Повисла тишина, во время которой стук собственного сердца показался монаху оглушительным. Приор ждал, нетерпеливо ковыряя изголовье Михайловой кровати. Светлый паучок несмело спустился из угла и, раскачиваясь на паутине, повис над его плечом.
– Ну да,– наконец недоверчиво буркнул Нилс, рассеянно отщелкивая паучка в сторону.– Пообещать-то легко! А потом, как станцию найду, окружите меня вашей бандитской командой и отберете все! Или просто сердце взглядом остановите. Я слышал, врачеватели это могут.
– А я слышал, что одна баба медведя родила,– ядовито сказал настоятель.
– Значит, ноги в бетон,– обреченно кивнул монах.– И концы в воду…
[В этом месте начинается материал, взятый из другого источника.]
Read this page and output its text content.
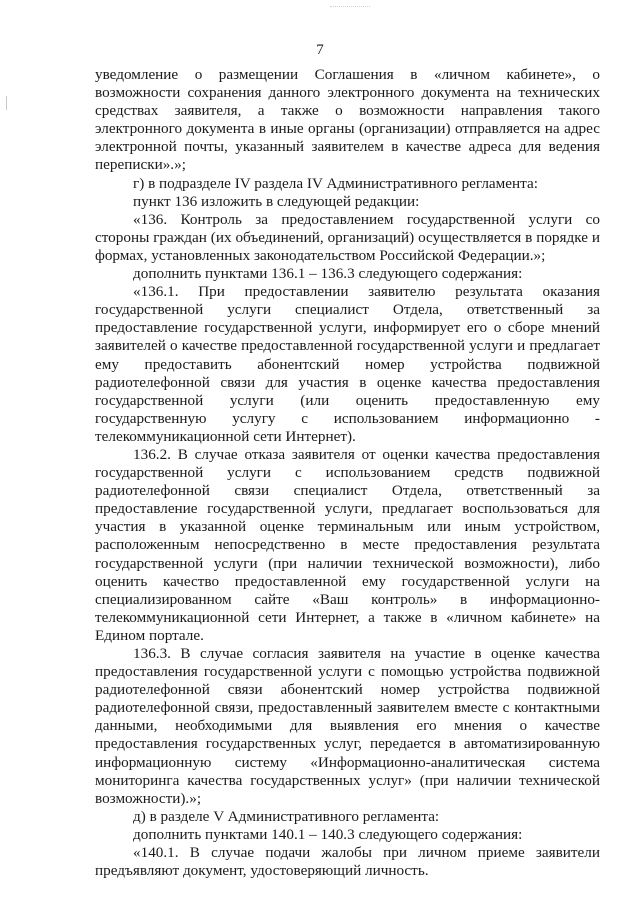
7

уведомление о размещении Соглашения в «личном кабинете», о возможности сохранения данного электронного документа на технических средствах заявителя, а также о возможности направления такого электронного документа в иные органы (организации) отправляется на адрес электронной почты, указанный заявителем в качестве адреса для ведения переписки».»;

г) в подразделе IV раздела IV Административного регламента:

пункт 136 изложить в следующей редакции:

«136. Контроль за предоставлением государственной услуги со стороны граждан (их объединений, организаций) осуществляется в порядке и формах, установленных законодательством Российской Федерации.»;

дополнить пунктами 136.1 – 136.3 следующего содержания:

«136.1. При предоставлении заявителю результата оказания государственной услуги специалист Отдела, ответственный за предоставление государственной услуги, информирует его о сборе мнений заявителей о качестве предоставленной государственной услуги и предлагает ему предоставить абонентский номер устройства подвижной радиотелефонной связи для участия в оценке качества предоставления государственной услуги (или оценить предоставленную ему государственную услугу с использованием информационно - телекоммуникационной сети Интернет).

136.2. В случае отказа заявителя от оценки качества предоставления государственной услуги с использованием средств подвижной радиотелефонной связи специалист Отдела, ответственный за предоставление государственной услуги, предлагает воспользоваться для участия в указанной оценке терминальным или иным устройством, расположенным непосредственно в месте предоставления результата государственной услуги (при наличии технической возможности), либо оценить качество предоставленной ему государственной услуги на специализированном сайте «Ваш контроль» в информационно-телекоммуникационной сети Интернет, а также в «личном кабинете» на Едином портале.

136.3. В случае согласия заявителя на участие в оценке качества предоставления государственной услуги с помощью устройства подвижной радиотелефонной связи абонентский номер устройства подвижной радиотелефонной связи, предоставленный заявителем вместе с контактными данными, необходимыми для выявления его мнения о качестве предоставления государственных услуг, передается в автоматизированную информационную систему «Информационно-аналитическая система мониторинга качества государственных услуг» (при наличии технической возможности).»;

д) в разделе V Административного регламента:

дополнить пунктами 140.1 – 140.3 следующего содержания:

«140.1. В случае подачи жалобы при личном приеме заявители предъявляют документ, удостоверяющий личность.
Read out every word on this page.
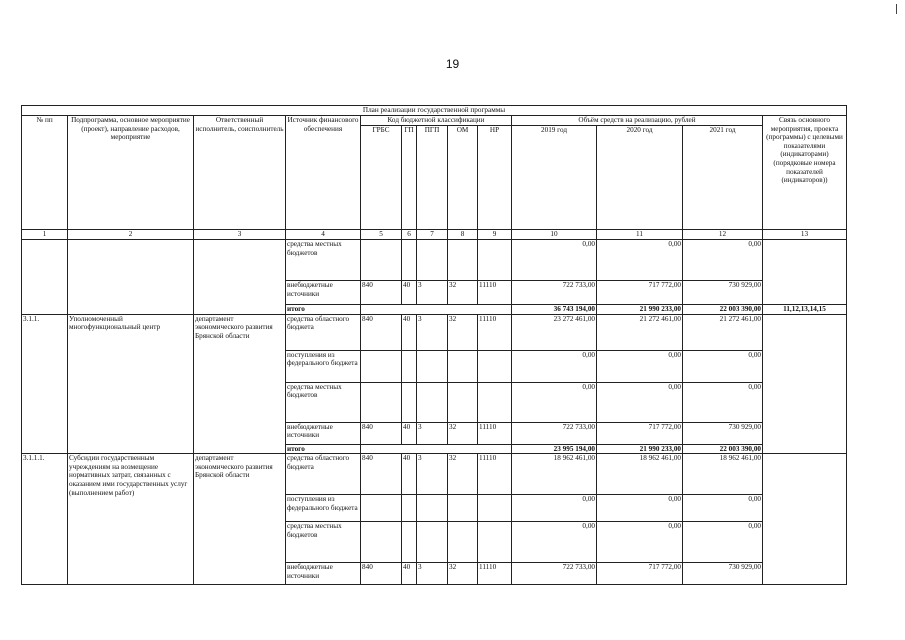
19
План реализации государственной программы												
№ пп	Подпрограмма, основное мероприятие (проект), направление расходов, мероприятие	Ответственный исполнитель, соисполнитель	Источник финансового обеспечения	Код бюджетной классификации					Объём средств на реализацию, рублей			Связь основного мероприятия, проекта (программы) с целевыми показателями (индикаторами) (порядковые номера показателей (индикаторов))
				ГРБС	ГП	ПГП	ОМ	НР	2019 год	2020 год	2021 год	
1	2	3	4	5	6	7	8	9	10	11	12	13
			средства местных бюджетов						0,00	0,00	0,00	
			внебюджетные источники	840	40	3	32	11110	722 733,00	717 772,00	730 929,00	
			итого						36 743 194,00	21 990 233,00	22 003 390,00	11,12,13,14,15
3.1.1.	Уполномоченный многофункциональный центр	департамент экономического развития Брянской области	средства областного бюджета	840	40	3	32	11110	23 272 461,00	21 272 461,00	21 272 461,00	
			поступления из федерального бюджета						0,00	0,00	0,00	
			средства местных бюджетов						0,00	0,00	0,00	
			внебюджетные источники	840	40	3	32	11110	722 733,00	717 772,00	730 929,00	
			итого						23 995 194,00	21 990 233,00	22 003 390,00	
3.1.1.1.	Субсидии государственным учреждениям на возмещение нормативных затрат, связанных с оказанием ими государственных услуг (выполнением работ)	департамент экономического развития Брянской области	средства областного бюджета	840	40	3	32	11110	18 962 461,00	18 962 461,00	18 962 461,00	
			поступления из федерального бюджета						0,00	0,00	0,00	
			средства местных бюджетов						0,00	0,00	0,00	
			внебюджетные источники	840	40	3	32	11110	722 733,00	717 772,00	730 929,00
– Нет, надо же! – вскипел настоятель.– Дались всем эти ноги в бетон! Какой-то идиот глупость придумал, а остальные за ним, как попугаи, повторяют! К чему с бетоном возиться, сын мой наивный, не проще ли «каменный кулон» на шею? Эффект тот же!
– Пан приор!
– Ладно, Нилс,– вздохнул настоятель.– Уговорил, тебя не переупрямишь. Последняя уступка с моей стороны: перед ликами Господа и святого Паллы даю тебе свое самое крепкое и надежное слово, что не обману с наградой. И удерживать в приюте против воли не стану. Пошли-ка в мою комнату. До рассвета еще два часа, а у нас осталось еще одно немаловажное дело.
Оказавшись в келье настоятеля, Нилс впервые отметил мелочи, на которые совершенно не обращал внимания раньше. Скромные хоромы приора таили в себе отчетливое несоответствие формы и содержания, словно драгоценный заморский плод манго, крашенный под обычную картошку.
Изысканная резьба вьется по фасаду шкафа; скромное на вид, но поразительно мягкое и нежное на ощупь покрывало небрежно свисает с кровати; на полке стоят книги, обернутые в стандартные приютские бланки, сквозь прорехи которых блестит золотое тиснение; забытая на столе у окна чашка прозрачно светится тончайшим восточным фарфором.